Aside from her voice acting work, Iida has also been involved in different projects along with some of her I'm Enterprise peers. A variety program with fellow I'm Enterprise voice actress, Asami Takano named Iida Yuko · Takano Asami no marutto 360-do (飯田友子・髙野麻美のまるっと360度) used to be broadcast on NicoNico and ran irregularly from October 27, 2016, to July 27, 2023. The pair would do various fun activities both in-studio and outside while recording them with a 360º camera to later rewatch it and go over it on the actual program. Two special programs were released exclusively on CD. A radio program with fellow I'm Enterprise voice actresses, Ru Thing and Asami Takano, named Lumine-san (ル美子さん) was broadcast every Wednesday on NicoNico and YouTube at 18:00 JST from March 20, 2019, until the last episode on September 9, 2022. On November 4, 2019, the radio program Iida Yuko · Murai Misato no Okyakusama wo Yorokoba Setai! (飯田友子・村井美里のお客様を喜ばせたい！) started being broadcast biweekly on the Onsen Internet Radio Station after Iida formed a musical duo with fellow I'm Enterprise voice actress Misato Murai named KANPAI in which they both sing and play guitar. The radio program ran until January 13, 2020, and they have also performed together in several shows and live streamings.

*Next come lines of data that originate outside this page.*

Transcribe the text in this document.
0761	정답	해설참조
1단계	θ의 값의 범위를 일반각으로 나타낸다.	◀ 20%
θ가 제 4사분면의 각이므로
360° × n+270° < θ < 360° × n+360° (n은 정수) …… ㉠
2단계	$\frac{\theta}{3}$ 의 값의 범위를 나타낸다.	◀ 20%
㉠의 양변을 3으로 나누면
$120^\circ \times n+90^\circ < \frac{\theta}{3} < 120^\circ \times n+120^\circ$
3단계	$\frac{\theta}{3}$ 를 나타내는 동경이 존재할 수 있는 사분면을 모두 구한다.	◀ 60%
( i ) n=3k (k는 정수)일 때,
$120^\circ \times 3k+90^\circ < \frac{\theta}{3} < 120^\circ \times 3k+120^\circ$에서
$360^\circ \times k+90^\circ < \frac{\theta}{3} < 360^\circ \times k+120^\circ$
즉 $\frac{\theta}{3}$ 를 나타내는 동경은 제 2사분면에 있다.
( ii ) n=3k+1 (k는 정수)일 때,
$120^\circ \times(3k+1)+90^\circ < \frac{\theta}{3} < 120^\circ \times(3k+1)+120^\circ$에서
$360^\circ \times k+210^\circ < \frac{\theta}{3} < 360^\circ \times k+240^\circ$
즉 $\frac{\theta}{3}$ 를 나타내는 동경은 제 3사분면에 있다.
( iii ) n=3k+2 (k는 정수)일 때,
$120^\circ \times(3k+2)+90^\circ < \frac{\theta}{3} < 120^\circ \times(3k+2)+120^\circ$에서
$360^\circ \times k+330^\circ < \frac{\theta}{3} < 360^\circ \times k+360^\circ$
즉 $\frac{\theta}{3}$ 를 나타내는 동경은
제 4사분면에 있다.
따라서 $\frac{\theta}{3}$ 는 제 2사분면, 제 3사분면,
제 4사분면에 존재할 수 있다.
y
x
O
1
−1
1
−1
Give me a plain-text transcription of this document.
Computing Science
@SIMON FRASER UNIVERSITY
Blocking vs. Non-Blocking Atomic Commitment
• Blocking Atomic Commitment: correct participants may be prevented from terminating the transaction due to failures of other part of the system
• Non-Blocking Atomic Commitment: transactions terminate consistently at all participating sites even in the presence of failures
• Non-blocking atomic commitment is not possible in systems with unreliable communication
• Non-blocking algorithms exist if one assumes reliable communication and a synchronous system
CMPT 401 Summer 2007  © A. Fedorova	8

Some of Iida's hobbies include watching movies and theater plays, motorcycle touring, and she is also a big enthusiast of baseball. She is broadly referred to as Iidashi (飯田氏) which comes from the nickname Iidashippe (いいだしっぺ) that was given to her at CINDERELLA PARTY!'s 18th episode when the participants started coming up with nicknames. Later on, her nickname Ōji (王子) was given to her by fellow THE iDOLM@STER Cinderella Girls voice actress Amina Sato, which has always been nicknamed as Hime (姫) after Iida went out of her way to help her ease her nerves right before their first live performance at The Idolmaster Cinderella Girls 3rd live.
She announced her marriage with someone outside the entertainment industry on January 5, 2022.